Four Simple Fixes to Improve Your Property Website Conversions

Introduction

Sick of watching traffic come to your property site only to leave without converting? You’re not alone. The good news: you probably don’t need a total website overhaul. You just need to stop making things harder than they need to be.

In the multifamily and student housing world, your website should be more than a digital flyer with floor plans. It should be a leasing machine. But if it’s clunky, pushy, or trying too hard, most prospects will bail. And fast. They’ll find a smoother, easier site from a competitor and forget yours ever existed.

Here are four simple tweaks that can make the experience better for your prospects without blowing up your entire site.

1. Ease up on the "Apply Now" Buttons

Imagine walking into a store and the first thing that happens is someone yells “APPLY NOW!” That’s what your site is doing when those buttons dominate your property website.

Yes, having a prospect fill out an application is the end goal. No, it shouldn’t be the first and only thing you’re pushing. Most of your website visitors are still in research mode, comparing floor plans, making sure their pup is welcome, and trying to figure out if that “resort-style pool” actually lives up to the hype. They’re not ready to commit just yet.

So chill out. Keep an Apply Now button here and there, but mix it up and give people breathing room with softer CTAs like “Schedule a Tour,” “Request More Info,” “Get Directions,” or something else that’s clever. These still show intent without asking for such a hard commitment.

2. Use a Sticky Nav

A sticky nav is the navigation bar that stays at the top of the screen as you scroll. Simple. Useful. Surprisingly underused in property marketing. Without it, users have to scroll all the way back up just to switch pages or take action. It’s like making someone walk back to the lobby every time they want to ask a question. Give people what they want. Easy access to info and next steps, no matter where they are on the page. Bonus points for dropping a “Call Now” or “Schedule a Tour” button right in that sticky nav. Especially on mobile, it makes conversions easier than ever.

3. Popups: Use Them. Don’t Abuse Them.

A popup on your homepage? Smart. A popup every time someone clicks to a new page? Rage-inducing.

We’ve seen it all the time. A user starts on your homepage, gets a popup. Clicks to Floor Plans—popup. Gallery—another popup. By the time they hit Amenities, they’re not interested in the promotion anymore.
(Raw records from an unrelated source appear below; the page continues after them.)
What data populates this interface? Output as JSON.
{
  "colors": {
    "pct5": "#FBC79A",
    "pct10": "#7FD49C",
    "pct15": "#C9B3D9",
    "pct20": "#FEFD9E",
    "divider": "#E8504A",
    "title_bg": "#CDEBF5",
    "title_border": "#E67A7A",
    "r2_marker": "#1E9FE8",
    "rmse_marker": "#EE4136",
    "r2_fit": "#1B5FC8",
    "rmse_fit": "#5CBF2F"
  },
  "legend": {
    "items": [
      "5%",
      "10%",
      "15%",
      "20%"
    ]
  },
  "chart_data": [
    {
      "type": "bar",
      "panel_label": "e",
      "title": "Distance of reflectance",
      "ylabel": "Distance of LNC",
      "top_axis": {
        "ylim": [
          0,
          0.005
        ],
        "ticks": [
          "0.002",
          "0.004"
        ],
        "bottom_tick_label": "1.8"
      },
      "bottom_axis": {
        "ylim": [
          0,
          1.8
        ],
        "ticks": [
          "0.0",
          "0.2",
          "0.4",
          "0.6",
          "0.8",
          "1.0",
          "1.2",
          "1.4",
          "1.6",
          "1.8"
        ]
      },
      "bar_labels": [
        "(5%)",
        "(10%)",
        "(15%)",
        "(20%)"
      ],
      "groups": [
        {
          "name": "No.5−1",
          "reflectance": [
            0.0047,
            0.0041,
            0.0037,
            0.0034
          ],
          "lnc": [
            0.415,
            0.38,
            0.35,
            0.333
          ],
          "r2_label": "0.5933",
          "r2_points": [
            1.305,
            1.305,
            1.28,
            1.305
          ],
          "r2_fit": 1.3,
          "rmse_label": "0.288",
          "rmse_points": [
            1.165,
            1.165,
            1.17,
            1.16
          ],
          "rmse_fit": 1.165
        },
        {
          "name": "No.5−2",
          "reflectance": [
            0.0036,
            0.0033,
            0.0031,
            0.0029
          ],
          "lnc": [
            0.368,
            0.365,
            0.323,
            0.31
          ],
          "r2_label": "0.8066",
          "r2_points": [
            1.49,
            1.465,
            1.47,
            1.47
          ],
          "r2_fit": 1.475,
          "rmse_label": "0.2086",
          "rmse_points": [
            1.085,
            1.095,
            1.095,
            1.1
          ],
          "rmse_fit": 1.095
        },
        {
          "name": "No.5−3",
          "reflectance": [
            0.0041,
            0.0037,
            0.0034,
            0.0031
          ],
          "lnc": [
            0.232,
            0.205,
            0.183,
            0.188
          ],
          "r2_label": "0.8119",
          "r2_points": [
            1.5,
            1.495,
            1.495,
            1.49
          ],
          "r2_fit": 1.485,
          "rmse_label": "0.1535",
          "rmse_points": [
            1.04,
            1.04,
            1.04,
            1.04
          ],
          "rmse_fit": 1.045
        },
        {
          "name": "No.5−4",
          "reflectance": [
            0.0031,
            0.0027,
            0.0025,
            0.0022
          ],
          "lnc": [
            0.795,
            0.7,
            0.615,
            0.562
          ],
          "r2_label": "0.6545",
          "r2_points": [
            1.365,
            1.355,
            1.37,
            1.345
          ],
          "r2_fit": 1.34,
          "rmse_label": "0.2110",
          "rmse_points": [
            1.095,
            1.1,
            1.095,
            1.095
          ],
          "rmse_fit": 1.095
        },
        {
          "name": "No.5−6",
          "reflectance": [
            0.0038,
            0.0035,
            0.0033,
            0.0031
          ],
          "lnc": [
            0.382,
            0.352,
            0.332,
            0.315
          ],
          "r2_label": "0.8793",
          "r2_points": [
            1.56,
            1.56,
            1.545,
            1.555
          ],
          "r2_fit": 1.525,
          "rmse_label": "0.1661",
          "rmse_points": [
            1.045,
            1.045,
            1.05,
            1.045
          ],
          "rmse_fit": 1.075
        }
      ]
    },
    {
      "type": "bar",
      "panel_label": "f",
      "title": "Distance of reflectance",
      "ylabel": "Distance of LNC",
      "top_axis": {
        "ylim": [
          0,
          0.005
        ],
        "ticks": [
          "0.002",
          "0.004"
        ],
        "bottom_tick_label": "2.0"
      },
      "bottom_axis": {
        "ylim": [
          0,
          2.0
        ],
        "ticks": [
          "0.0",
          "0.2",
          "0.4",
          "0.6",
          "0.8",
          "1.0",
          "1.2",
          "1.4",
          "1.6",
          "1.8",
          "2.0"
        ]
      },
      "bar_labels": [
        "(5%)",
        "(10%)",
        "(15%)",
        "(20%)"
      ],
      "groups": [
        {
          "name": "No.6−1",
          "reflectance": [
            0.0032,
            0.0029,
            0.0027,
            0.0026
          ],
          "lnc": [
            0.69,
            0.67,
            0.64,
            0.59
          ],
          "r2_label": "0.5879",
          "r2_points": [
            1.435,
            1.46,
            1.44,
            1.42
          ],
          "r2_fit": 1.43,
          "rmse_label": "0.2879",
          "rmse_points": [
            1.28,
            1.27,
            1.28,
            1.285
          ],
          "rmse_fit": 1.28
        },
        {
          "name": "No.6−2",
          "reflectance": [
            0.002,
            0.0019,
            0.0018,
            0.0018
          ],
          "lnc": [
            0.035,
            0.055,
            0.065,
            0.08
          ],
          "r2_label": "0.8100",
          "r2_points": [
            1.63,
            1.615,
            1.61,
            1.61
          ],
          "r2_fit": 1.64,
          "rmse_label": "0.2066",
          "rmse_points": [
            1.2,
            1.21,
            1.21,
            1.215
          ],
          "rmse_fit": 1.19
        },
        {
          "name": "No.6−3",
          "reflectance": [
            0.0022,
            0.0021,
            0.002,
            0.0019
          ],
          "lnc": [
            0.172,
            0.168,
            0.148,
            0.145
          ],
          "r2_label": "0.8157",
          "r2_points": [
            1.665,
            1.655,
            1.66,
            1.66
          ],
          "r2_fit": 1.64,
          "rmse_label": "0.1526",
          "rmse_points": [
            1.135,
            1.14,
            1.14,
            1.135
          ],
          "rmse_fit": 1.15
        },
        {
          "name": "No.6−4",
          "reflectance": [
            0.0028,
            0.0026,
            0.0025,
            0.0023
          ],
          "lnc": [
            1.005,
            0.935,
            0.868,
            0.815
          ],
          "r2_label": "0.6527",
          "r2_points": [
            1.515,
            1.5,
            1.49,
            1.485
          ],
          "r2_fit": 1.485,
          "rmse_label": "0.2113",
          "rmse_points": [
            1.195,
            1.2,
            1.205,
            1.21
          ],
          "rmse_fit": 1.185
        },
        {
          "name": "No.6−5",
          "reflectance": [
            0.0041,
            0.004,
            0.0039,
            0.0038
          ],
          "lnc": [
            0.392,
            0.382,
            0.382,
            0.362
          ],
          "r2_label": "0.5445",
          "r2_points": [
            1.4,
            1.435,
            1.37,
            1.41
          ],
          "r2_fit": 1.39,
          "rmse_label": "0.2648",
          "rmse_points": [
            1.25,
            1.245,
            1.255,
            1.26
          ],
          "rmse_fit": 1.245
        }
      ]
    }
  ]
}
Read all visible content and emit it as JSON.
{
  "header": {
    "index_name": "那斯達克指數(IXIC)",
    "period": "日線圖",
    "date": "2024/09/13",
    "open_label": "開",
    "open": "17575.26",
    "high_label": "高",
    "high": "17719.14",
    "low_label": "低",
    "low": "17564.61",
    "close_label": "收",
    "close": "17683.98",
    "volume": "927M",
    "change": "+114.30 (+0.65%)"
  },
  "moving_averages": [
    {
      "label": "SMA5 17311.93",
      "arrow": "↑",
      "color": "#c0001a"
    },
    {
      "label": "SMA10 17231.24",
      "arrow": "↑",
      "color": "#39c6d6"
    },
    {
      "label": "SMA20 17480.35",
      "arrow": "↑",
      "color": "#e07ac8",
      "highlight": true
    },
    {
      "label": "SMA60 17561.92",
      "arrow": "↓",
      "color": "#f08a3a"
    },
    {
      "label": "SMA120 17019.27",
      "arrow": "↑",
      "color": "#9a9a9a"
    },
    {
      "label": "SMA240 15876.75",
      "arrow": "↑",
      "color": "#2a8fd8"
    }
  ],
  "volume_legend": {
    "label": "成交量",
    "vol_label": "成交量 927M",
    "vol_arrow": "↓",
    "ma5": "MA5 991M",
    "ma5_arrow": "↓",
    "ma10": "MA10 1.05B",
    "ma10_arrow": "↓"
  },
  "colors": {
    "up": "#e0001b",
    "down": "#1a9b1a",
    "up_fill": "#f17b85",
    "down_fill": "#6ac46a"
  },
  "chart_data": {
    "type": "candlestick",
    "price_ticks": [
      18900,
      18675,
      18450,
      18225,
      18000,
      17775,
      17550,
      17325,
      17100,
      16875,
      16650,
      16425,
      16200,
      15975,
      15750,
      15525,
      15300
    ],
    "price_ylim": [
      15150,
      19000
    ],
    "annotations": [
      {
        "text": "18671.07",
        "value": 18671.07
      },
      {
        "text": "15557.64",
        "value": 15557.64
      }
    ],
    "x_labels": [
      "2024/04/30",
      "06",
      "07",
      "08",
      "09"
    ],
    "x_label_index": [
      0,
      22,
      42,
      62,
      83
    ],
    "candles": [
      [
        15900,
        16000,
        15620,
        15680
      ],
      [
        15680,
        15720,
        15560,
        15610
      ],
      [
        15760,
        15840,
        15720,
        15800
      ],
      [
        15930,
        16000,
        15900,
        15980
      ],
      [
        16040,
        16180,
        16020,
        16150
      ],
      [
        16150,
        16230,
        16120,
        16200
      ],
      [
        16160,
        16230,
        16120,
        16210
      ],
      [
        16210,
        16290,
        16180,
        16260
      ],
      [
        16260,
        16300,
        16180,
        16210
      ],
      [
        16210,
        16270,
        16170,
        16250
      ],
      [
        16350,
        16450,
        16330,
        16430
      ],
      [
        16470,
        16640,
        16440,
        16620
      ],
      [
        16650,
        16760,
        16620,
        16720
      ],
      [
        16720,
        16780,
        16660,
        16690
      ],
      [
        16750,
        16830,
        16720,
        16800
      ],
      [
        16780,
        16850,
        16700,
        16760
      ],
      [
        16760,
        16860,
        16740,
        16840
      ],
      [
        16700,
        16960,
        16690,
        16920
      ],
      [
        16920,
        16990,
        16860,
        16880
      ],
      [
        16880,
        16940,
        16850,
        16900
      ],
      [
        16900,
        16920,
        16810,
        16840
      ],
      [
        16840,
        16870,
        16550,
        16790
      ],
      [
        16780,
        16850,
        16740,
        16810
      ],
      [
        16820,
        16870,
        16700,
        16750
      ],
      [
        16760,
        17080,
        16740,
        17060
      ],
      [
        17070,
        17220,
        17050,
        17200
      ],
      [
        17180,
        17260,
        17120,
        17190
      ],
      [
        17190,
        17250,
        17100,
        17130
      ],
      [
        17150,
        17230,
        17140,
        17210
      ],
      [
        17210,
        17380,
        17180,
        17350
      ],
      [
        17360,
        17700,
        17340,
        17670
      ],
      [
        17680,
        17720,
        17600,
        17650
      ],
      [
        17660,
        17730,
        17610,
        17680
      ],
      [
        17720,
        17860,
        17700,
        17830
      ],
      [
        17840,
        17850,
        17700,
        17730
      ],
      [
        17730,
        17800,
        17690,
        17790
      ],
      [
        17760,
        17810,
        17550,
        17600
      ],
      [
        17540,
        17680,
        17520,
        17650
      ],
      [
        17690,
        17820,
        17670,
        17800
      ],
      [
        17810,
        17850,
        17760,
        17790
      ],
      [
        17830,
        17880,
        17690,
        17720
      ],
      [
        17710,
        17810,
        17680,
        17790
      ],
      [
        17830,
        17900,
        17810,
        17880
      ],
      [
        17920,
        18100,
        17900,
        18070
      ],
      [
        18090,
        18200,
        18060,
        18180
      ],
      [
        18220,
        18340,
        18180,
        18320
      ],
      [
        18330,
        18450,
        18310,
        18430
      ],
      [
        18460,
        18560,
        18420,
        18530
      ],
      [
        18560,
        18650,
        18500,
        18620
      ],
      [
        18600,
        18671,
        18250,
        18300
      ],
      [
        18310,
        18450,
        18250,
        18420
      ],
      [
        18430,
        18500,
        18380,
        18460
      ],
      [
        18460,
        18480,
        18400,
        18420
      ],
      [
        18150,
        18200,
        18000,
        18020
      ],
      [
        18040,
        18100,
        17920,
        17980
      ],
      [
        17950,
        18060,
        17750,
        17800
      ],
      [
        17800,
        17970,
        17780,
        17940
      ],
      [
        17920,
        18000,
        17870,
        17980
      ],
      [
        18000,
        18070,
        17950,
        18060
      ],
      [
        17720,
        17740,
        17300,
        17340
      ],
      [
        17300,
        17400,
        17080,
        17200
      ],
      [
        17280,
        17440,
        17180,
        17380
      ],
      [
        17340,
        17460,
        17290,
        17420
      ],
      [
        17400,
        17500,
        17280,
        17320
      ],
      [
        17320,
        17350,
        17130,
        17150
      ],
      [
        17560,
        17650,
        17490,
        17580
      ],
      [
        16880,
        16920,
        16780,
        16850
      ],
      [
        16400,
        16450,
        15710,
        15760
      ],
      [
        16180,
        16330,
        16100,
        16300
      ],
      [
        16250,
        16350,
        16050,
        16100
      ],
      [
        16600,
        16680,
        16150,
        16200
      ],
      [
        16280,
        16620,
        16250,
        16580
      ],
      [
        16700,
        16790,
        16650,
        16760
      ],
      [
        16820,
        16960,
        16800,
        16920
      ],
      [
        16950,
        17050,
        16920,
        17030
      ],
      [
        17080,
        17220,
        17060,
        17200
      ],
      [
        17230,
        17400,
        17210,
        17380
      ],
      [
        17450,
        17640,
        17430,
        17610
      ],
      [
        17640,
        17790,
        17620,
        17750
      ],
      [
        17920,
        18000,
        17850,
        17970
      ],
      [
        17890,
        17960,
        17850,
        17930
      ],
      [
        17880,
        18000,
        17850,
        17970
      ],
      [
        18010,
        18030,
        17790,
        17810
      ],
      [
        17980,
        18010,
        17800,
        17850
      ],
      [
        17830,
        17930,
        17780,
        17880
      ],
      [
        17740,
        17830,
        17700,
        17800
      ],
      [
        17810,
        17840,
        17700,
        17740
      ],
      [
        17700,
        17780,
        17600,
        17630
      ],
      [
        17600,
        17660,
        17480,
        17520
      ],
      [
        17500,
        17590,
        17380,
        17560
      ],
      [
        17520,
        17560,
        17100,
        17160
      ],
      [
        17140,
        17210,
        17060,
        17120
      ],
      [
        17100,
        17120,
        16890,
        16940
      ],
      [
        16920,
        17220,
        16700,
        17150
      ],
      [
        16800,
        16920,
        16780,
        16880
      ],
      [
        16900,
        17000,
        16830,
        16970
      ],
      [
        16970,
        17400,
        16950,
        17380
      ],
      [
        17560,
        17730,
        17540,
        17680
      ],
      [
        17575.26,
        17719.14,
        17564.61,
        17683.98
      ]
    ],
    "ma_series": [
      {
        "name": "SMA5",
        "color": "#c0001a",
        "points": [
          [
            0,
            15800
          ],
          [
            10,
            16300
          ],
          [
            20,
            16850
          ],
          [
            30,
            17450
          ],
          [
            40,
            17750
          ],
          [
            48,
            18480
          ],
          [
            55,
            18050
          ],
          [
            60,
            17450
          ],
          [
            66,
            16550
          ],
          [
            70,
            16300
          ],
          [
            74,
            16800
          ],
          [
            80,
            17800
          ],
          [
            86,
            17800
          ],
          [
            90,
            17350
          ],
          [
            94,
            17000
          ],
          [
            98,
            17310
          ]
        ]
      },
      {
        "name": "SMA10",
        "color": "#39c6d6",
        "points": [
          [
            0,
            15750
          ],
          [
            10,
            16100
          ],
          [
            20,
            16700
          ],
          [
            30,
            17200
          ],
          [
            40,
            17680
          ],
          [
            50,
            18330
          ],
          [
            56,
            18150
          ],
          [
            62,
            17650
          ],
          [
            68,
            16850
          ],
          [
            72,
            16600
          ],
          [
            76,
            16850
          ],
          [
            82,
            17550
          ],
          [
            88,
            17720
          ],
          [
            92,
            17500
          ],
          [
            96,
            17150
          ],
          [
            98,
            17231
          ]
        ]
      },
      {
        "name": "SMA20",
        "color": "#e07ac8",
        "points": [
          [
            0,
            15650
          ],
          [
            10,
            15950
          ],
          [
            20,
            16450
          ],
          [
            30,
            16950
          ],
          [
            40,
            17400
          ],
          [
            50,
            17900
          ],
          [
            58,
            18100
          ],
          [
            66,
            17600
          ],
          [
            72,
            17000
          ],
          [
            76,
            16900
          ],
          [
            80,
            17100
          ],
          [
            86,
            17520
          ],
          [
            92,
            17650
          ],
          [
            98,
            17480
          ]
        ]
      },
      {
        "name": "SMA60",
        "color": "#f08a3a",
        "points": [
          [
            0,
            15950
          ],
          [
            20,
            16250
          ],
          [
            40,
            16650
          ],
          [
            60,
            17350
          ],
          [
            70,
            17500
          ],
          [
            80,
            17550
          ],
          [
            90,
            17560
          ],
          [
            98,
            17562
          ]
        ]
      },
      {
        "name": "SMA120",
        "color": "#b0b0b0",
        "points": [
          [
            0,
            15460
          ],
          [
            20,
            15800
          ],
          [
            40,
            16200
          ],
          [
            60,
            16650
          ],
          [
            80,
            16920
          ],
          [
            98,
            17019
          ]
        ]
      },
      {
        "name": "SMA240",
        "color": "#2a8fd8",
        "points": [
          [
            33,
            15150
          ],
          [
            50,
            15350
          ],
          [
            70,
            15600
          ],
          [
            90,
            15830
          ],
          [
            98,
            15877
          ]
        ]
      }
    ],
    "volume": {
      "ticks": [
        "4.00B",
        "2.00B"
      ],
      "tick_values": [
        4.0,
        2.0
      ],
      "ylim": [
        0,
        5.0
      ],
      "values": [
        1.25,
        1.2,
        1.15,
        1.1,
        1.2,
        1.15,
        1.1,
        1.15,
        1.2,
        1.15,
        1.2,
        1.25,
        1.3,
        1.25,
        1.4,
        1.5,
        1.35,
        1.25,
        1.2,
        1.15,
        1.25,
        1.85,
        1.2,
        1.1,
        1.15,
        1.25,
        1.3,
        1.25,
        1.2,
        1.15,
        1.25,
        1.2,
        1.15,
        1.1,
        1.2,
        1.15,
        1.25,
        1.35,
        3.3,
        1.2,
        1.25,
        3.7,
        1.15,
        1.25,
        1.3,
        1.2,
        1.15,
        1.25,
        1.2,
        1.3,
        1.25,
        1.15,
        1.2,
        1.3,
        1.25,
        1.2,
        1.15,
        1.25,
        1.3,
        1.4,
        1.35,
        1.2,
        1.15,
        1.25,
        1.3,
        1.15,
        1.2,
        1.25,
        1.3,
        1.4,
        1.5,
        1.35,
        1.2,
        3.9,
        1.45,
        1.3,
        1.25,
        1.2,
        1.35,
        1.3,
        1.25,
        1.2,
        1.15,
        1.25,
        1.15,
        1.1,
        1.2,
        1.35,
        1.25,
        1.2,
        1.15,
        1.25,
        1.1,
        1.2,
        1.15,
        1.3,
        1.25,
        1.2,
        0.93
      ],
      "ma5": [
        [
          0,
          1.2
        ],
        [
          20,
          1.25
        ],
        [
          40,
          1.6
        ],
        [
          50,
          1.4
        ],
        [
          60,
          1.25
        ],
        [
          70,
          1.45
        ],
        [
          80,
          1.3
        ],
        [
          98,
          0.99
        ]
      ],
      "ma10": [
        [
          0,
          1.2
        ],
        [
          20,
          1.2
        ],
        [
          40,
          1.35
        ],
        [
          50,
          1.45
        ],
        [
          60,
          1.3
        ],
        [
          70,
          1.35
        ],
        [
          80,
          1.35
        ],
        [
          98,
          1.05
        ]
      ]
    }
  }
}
They’re interested in closing the tab forever.

We recommend having the popup show once, right when someone lands on the homepage. That gets your message across without interrupting the rest of their browsing experience. If you want visibility across pages, use a subtle banner above the navigation. It’s always there, doesn’t get in the way, and won’t make your visitors feel like they’re playing Whac-A-Mole.

4. Make Calling or Texting Easy

This one’s so obvious it hurts, but we see it a ton. Your leasing team is ready to talk, but the phone number is buried in the footer like it’s part of the fine print in a legal document.

Fix it. Put your phone number, or better yet, a “Call Now” or “Text Us” button, right at the top of the site. Make it clickable. Make it visible on every page.

You never know if the website visitor is browsing your site while physically touring properties that day. Make it fast and easy for them to connect with you. When we run Google Ad campaigns, we consistently see strong performance from “Click-to-Call” actions. If you make it easy, they’ll reach out. If you don’t, they’ll move on.

Final Thoughts

Maybe your website doesn’t need a complete redesign. Maybe it just needs a few small, easy adjustments to get it on the right path.

If it’s too aggressive, too clunky, or too hard to navigate, people will leave. No matter how great your property website is. 

Clean things up. Lower the pressure. Make it easier to take action. Do that, and you’ll stop losing leads you should already be capturing.